Don Luis Fernando tuvo el mérito de saber retirarse a un segundo plano hace escasos tres años, para dedicar más tiempo a hijos y nietos en Madrid. Cedía el testigo tras 15 años de incansable y desinteresada entrega.
Fue él quien acuñó el cariñoso título de la sección “Nuestros Amigos, los Difuntos”, tendiendo un puente de afecto permanente con los que ya partieron. Conservándolos a nuestro lado, con naturalidad, haciéndolos presentes en nuestra vida diaria.
Bajo su orientación, la revista estructuró sus secciones, aportándole actualidad. Dejó de ser bimensual y salieron algunos números en color. Aumentó el número de páginas y las centrales siempre a color. A pesar de las muchas dificultades económicas, mantuvo todos los puestos de trabajo, reorientando y promocionando su actividad laboral. Modernizó los sistemas informáticos y luchó con ahínco para ampliar el alcance de la revista y aumentar el número de suscriptores. Se preocupó de mantener el contacto con vosotros, suscriptores, a través de iniciativas como el otorgamiento de la tarjeta de miembro, o en ocasiones un diploma. Creó el calendario anual de EL PAN DE LOS POBRES, haciéndolo destacar entre los dedicados a San Antonio.

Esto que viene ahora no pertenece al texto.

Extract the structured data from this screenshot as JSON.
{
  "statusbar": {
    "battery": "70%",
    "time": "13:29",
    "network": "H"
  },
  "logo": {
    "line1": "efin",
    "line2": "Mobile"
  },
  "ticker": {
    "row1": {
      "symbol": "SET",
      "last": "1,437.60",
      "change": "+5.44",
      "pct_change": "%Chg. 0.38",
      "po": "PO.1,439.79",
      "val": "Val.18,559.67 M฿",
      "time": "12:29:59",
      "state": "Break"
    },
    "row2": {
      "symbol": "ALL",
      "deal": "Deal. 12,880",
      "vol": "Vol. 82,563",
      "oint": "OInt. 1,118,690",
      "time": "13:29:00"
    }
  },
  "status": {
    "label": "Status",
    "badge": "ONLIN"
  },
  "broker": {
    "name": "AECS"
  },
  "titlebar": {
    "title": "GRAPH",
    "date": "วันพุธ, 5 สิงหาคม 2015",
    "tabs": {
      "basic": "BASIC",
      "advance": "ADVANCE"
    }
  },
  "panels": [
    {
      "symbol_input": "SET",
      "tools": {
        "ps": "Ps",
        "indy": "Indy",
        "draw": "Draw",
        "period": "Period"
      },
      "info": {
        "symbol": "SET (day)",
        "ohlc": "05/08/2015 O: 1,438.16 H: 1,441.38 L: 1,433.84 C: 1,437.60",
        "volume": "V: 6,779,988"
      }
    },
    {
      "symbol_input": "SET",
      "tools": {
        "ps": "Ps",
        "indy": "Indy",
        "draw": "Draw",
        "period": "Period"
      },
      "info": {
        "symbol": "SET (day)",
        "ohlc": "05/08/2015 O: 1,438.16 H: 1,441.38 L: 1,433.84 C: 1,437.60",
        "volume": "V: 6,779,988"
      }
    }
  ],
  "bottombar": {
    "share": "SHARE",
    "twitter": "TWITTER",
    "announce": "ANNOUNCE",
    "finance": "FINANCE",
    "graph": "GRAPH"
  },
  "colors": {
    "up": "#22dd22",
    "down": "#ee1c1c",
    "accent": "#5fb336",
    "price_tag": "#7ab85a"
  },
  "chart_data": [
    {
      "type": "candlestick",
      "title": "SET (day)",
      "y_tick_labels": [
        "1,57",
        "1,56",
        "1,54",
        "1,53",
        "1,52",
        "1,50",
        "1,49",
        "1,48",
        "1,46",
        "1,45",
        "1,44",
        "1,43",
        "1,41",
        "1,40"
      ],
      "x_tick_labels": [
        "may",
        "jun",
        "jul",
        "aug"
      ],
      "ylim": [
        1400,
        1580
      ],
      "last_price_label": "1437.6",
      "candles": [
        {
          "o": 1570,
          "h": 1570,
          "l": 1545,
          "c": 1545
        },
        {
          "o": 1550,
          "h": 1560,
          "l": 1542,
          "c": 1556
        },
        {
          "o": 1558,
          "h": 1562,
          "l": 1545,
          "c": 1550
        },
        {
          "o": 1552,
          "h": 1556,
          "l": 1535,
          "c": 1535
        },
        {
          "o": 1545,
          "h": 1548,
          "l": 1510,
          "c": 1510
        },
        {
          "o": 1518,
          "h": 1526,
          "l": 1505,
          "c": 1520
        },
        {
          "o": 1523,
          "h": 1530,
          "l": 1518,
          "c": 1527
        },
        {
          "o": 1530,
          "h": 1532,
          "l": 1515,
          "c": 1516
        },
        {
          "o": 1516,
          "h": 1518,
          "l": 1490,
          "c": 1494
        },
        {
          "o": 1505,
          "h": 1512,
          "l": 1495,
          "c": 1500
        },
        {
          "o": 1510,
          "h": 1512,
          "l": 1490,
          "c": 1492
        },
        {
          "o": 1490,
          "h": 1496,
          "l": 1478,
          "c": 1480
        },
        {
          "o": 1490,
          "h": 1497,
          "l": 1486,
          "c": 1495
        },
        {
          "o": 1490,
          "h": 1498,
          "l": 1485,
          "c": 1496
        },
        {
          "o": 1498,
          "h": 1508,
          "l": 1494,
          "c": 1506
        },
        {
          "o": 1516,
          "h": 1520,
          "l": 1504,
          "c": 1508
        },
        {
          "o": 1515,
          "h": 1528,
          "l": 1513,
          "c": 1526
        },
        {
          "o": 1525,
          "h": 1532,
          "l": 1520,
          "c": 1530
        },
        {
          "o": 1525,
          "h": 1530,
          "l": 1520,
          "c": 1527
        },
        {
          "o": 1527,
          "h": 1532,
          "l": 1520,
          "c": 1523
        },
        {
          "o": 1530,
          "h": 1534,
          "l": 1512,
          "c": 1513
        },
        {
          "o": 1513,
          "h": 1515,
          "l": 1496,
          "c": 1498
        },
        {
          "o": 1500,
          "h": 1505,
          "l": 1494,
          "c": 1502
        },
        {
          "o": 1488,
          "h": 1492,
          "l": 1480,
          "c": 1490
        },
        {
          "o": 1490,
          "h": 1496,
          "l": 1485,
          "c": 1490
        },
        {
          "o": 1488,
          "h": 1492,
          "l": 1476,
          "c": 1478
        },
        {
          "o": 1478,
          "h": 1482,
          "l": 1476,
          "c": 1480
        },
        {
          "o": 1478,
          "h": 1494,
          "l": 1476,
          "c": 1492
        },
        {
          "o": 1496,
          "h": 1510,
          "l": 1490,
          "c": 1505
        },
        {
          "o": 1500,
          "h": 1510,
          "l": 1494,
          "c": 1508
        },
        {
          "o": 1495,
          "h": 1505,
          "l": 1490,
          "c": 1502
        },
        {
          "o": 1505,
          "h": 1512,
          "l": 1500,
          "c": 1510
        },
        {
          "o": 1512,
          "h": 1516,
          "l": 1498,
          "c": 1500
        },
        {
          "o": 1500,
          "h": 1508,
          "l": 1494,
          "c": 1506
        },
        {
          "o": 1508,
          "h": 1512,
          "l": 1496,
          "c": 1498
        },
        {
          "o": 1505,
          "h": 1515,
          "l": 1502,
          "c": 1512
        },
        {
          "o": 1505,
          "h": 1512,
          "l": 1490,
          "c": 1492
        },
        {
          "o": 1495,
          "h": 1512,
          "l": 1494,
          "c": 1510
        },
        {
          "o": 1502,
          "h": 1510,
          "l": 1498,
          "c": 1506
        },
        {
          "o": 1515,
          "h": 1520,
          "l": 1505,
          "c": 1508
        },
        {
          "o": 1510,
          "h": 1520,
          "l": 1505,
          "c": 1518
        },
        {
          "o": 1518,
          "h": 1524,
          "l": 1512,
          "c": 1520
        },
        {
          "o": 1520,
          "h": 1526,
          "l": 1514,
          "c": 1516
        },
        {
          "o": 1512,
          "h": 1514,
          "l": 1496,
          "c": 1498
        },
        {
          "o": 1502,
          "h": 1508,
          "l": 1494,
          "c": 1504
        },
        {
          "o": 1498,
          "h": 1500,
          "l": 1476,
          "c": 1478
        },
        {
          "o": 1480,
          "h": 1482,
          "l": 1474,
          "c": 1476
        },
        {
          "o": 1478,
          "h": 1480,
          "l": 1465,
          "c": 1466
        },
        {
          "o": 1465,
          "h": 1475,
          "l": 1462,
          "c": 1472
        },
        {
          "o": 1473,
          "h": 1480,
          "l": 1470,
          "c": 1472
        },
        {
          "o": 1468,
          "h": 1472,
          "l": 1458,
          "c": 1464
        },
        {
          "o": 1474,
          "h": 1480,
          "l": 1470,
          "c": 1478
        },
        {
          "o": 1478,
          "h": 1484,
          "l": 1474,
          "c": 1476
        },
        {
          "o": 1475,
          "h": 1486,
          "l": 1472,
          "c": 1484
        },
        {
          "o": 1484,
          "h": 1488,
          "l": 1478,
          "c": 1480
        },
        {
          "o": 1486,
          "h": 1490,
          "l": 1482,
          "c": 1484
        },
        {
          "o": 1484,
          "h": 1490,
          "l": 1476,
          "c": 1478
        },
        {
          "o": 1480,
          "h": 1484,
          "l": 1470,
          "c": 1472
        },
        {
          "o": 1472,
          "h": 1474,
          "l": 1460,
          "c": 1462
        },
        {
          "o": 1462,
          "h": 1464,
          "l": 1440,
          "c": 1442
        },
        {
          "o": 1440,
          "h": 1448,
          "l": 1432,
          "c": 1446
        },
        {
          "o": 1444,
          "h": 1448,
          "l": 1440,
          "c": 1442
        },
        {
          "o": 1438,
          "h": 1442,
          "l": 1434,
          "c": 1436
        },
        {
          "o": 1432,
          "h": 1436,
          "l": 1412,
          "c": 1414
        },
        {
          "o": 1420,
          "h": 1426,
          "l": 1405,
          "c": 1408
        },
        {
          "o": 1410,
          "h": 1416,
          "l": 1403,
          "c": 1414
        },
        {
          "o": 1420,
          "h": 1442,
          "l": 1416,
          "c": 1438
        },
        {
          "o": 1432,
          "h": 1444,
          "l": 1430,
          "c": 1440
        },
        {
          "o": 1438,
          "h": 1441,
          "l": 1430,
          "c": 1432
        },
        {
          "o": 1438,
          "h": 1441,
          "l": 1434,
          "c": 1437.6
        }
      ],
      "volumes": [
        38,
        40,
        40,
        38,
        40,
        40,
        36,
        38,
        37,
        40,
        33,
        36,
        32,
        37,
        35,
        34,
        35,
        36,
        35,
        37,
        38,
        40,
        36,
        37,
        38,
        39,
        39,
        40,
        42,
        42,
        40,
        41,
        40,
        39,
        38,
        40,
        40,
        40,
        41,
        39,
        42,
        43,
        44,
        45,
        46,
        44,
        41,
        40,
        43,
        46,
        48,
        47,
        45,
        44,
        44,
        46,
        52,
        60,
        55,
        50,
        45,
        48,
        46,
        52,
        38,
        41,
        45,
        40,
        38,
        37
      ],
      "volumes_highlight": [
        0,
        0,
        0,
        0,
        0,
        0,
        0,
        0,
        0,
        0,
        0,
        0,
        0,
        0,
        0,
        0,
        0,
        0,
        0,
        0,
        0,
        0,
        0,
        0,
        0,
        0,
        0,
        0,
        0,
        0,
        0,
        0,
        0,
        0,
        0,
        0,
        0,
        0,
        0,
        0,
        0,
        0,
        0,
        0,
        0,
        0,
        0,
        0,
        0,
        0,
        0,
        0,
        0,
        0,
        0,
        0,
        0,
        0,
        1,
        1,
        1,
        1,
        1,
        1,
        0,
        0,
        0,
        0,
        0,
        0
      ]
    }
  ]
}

Se ocupó de que las limosnas fueran correctamente distribuidas y no hizo oídos sordos a los numerosos pedidos de ayuda que se recibieron y de los que se ha dado cuenta de algunos con detalle en la sección “La buena acción”.
Impulsó las peregrinaciones a Padua para depositar personalmente vuestras peticiones a los pies de San Antonio. También le vimos en Lisboa, y Fátima, al frente de los peregrinos. Y en 2016 alcanzó un sueño difícil de imaginar: traer las reliquias de San Antonio a España. Fueron quince días apoteósicos recorriendo varias regiones entre Bilbao y Madrid. Transformó lo que era simplemente una revista en una Obra y dejó una huella que no se puede borrar, como dice la canción.
Me permito evocar aquí algunos recuerdos personales, más recientes. Durante estos últimos tres años, nos reuníamos los miércoles, en Madrid, a tomar el aperitivo en el Paseo del Prado, y conversar de todo un poco. A la amena tertulia, creada por él, asistían otros colaboradores de la revista. Hace escasos quince días habíamos quedado en oír misa juntos y después tomar nuestro acostumbrado vermouth. Pero me llamó poco antes para decirme que mejor fuera directamente a su casa. Le llevarían la comunión por la tarde. Sabía lo que tenía, nada bueno. Recibía tratamiento desde hace un par de meses y aunque sus fuerzas mermaban día a día, mantenía un ánimo encomiable. Nunca le vi quejarse de nada. En la quietud de su salón, sentado en el sofá, tan digno como siempre, con una chaqueta de punto azul marino y corbata, me recibió afablemente. Conversamos por espacio de una hora… fue mi despedida.
Algo se muere en mi alma… Se nos ha ido un buen amigo y un verdadero caballero. Pero, ¡qué digo!, lo tenemos ahí cerca, junto a nuestros amigos los difuntos, por los que rezamos todos los días.